The 9-2 favourite Patricks Park finished runner-up but was six lengths adrift at the line while the winner’s stable companion Jury Duty was third with Snow Falcon in fourth.
“Fair play to Mark,” said Elliott. “He started riding out for us last winter with no promises to get rides. He said ‘look, I just want a base to ride out and if you give me a ride or two, grand’. He only got on the horse at 11.30 the day before so it’s great for him.”
Enright’s first winner, Rovetta, had been first reserve but managed to get a run when one of the field was declared a non-runner.
However, the Plate once again illustrated the unsatisfactory nature of such late additions into high profile and big betting races.
Patricks Park, the ante-post Plate favourite, was first reserve but got into the race when one of his Willie Mullins-trained stable companions, Ballycasey, was declared a non runner due to a “change in going” less than two hours before racing began.
It harked back to 2013 when the JP McManus-owned winner Carlingford Lough was promoted from first reserve after another McManus-owned horse was declared a non-runner due to a change in going.
This latest shuffle saw racing’s most famous jockey, Ruby Walsh, who had been due to ride Saturnas, switching to Patricks Park. David Mullins took over on Saturnas.

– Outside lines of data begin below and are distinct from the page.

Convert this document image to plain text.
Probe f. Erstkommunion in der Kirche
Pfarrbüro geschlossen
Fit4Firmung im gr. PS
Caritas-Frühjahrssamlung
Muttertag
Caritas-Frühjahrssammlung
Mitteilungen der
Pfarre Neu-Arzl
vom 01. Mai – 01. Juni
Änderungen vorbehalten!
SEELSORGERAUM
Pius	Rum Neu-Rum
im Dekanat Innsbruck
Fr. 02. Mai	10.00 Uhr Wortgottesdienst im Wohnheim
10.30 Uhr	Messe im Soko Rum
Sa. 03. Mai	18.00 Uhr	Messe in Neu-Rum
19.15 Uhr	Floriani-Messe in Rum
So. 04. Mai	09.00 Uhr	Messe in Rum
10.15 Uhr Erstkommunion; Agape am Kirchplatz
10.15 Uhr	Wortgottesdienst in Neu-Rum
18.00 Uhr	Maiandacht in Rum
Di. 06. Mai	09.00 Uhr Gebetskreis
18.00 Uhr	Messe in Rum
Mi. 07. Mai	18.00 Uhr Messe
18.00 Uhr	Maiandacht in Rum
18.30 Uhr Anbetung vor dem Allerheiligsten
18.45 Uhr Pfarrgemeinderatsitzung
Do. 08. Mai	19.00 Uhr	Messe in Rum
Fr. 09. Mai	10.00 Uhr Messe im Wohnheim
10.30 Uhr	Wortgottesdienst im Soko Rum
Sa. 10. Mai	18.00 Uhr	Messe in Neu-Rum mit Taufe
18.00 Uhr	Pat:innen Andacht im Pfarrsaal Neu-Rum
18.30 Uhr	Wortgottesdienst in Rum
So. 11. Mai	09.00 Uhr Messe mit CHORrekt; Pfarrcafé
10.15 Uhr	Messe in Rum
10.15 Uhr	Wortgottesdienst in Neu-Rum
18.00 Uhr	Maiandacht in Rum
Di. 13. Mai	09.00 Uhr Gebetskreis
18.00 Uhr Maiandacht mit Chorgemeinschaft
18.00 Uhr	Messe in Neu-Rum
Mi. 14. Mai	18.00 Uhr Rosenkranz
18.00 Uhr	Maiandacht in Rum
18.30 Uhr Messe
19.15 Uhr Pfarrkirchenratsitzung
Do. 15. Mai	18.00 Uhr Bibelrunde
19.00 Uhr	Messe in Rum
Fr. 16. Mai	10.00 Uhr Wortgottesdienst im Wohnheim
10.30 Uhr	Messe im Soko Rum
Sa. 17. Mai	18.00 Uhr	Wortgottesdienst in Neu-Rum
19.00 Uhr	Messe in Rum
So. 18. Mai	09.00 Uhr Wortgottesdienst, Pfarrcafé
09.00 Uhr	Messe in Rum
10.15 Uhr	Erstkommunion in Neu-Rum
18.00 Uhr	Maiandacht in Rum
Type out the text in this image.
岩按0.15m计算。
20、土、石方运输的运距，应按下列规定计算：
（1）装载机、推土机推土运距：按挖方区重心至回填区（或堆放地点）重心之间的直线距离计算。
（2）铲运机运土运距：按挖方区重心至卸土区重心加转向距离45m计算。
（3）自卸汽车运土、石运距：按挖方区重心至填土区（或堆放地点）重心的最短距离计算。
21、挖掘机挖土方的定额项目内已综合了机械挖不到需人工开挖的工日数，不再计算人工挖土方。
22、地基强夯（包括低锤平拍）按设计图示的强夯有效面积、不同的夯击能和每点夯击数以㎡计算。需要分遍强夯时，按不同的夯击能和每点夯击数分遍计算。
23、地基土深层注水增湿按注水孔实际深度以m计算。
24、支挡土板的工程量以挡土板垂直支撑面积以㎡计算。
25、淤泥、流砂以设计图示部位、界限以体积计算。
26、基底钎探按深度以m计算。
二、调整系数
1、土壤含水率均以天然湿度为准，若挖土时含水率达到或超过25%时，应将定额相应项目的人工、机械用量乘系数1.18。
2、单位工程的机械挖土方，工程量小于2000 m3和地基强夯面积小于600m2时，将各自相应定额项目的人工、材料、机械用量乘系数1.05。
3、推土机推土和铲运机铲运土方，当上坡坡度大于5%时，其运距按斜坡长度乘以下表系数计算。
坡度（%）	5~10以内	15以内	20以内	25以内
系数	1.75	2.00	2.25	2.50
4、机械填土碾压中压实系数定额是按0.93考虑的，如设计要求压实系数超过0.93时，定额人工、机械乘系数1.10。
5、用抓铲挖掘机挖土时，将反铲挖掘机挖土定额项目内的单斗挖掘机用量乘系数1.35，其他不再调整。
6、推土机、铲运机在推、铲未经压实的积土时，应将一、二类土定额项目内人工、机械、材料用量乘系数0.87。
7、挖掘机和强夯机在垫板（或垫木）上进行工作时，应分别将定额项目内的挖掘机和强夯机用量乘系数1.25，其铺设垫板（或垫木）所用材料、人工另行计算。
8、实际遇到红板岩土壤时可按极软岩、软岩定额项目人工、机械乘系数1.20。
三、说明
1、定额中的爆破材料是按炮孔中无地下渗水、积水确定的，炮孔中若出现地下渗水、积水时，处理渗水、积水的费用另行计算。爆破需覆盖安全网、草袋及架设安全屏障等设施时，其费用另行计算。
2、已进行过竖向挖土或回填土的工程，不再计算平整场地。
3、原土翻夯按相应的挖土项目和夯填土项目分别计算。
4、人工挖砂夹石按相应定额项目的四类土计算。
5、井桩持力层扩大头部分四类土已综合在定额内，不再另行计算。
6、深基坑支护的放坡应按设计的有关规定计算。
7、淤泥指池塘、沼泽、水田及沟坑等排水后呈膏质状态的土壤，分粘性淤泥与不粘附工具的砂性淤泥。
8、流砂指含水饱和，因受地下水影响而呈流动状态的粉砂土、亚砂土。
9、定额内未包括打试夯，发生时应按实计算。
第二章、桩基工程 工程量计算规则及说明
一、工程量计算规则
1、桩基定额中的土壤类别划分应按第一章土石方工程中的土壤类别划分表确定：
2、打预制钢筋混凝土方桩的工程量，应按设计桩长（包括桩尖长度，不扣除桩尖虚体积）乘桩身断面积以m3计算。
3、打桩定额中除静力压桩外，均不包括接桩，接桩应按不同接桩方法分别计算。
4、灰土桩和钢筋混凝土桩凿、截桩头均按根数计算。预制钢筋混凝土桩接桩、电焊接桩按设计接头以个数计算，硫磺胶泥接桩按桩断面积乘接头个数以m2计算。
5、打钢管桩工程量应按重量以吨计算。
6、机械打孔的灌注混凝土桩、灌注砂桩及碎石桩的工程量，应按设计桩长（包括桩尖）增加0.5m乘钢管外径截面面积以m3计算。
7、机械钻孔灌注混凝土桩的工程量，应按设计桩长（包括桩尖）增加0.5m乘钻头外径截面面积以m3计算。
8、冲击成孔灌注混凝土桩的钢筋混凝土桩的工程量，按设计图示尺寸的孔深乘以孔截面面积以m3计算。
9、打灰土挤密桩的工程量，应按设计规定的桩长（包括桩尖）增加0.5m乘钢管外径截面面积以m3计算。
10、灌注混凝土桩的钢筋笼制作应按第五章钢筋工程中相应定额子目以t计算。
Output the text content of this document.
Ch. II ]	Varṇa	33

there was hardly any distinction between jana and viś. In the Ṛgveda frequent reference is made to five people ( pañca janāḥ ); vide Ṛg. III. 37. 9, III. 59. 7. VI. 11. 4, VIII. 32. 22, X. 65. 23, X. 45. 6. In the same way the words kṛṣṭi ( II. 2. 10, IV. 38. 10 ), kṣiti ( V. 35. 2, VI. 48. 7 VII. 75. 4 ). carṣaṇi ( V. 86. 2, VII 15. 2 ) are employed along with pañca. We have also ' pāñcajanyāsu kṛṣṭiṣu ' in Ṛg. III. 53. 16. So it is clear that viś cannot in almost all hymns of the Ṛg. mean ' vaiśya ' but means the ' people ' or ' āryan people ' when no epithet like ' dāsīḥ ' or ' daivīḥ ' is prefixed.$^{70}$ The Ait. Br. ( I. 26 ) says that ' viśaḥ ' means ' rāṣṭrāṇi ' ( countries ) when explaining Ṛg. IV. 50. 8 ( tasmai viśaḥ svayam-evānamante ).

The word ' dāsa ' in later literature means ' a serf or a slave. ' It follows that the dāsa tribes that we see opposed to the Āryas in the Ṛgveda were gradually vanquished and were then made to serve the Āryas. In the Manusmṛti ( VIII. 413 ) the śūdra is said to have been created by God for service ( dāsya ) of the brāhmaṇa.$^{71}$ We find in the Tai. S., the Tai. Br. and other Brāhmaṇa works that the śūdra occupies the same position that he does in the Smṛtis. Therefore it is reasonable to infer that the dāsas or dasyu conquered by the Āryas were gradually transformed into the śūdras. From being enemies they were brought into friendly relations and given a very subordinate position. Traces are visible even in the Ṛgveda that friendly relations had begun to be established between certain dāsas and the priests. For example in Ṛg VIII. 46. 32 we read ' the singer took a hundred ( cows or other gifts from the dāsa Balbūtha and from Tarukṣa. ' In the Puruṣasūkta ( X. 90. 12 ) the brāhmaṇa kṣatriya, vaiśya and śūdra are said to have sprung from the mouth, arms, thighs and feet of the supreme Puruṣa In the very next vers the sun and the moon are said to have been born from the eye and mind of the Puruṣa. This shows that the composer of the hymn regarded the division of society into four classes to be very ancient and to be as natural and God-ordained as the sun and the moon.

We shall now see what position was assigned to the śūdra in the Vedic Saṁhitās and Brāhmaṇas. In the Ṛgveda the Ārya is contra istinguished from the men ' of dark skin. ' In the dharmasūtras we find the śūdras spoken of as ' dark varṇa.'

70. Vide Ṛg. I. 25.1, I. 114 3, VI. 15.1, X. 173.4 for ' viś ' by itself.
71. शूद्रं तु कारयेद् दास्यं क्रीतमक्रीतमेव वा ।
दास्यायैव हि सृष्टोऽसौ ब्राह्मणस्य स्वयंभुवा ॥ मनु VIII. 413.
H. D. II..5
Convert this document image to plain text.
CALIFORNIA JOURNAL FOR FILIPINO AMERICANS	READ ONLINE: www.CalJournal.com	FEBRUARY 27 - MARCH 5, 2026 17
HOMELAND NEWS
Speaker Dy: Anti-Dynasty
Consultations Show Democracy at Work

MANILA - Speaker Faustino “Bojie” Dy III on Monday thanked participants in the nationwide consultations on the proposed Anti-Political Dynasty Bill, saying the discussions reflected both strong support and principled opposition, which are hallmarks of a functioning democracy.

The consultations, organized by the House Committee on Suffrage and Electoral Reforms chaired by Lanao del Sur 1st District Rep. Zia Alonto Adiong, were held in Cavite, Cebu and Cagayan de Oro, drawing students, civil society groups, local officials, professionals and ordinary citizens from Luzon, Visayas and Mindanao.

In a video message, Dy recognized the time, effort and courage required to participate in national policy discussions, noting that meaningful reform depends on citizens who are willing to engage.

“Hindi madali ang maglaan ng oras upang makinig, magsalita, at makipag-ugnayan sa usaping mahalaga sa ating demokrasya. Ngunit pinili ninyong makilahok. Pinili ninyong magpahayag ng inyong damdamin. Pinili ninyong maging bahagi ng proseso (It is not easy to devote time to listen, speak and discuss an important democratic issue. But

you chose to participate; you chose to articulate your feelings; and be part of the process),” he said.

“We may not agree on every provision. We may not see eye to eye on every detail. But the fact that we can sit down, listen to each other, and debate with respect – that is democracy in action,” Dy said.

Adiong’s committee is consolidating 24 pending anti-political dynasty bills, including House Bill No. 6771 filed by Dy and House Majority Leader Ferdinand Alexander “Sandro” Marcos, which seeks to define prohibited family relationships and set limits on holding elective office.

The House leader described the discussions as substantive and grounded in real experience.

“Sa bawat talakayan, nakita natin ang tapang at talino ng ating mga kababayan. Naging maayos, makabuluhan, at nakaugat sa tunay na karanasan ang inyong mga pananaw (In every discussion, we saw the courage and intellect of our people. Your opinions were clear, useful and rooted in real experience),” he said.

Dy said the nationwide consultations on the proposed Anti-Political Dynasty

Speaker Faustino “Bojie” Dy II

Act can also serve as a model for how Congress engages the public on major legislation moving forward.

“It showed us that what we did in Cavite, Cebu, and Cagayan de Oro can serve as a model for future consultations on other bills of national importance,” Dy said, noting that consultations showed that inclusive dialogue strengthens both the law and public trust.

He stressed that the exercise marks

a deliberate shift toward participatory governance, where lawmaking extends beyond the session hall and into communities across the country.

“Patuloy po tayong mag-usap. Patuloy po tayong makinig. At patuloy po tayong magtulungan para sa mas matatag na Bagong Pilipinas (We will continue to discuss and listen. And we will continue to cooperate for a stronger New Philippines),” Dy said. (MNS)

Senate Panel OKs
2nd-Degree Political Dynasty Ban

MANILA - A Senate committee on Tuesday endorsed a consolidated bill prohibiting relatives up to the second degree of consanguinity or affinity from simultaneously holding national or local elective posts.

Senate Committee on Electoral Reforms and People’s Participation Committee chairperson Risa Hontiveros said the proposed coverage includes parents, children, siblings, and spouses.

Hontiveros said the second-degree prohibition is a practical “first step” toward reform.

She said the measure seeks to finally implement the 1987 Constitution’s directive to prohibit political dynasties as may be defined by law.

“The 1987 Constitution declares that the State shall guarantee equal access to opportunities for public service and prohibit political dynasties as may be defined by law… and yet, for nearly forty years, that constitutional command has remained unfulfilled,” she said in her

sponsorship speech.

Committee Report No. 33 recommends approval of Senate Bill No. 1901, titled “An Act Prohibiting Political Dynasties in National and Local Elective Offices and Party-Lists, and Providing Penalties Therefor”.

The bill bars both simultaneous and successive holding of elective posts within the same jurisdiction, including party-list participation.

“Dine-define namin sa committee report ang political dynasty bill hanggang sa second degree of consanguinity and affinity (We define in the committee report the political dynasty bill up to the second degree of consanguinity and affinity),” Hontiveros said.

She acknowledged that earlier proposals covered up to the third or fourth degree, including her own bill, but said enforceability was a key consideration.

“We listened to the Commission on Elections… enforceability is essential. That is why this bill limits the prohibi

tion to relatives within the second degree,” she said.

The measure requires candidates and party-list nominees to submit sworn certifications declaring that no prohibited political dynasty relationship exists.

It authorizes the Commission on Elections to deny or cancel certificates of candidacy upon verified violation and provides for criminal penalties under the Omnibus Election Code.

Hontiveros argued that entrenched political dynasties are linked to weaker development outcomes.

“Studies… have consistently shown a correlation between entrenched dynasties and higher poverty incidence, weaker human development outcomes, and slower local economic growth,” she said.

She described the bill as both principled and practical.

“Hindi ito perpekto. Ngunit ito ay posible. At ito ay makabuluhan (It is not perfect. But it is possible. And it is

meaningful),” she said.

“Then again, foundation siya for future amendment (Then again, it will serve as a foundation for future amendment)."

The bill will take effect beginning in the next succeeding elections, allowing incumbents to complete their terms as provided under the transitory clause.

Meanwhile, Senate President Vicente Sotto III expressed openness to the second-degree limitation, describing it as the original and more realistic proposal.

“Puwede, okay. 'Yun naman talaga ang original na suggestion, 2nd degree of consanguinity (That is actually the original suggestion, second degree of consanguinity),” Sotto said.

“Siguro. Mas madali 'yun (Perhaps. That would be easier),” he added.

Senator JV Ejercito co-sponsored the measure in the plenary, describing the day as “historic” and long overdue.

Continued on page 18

Early on Tuesday morning ground conditions were officially yielding by the end of final declarations. After rain on Wednesday morning the going was still officially yielding. Ballycasey has won on a range of surfaces including on heavy.
Mullins however told the stewards “competing on today’s ground with a large number of runners where he [Ballycasey] would encounter kickback was not suitable for him at this stage of his career.”
His explanation was noted by stewards, who this week generally haven’t been penalising non-runners over ground conditions due to the mixed weather.
No rules were broken and Mullins pointed to the “ridiculous rigmarole” involved in the process of taking Ballycasey out.
However, a system that throws up a scenario where the final make-up of such a high-profile event fluctuates so wildly on the eve of the actual race surely cannot be fit for purpose.
Mullins did saddle his fifth winner of the week when Diamond Hill overcame trouble in running to win the amateur maiden.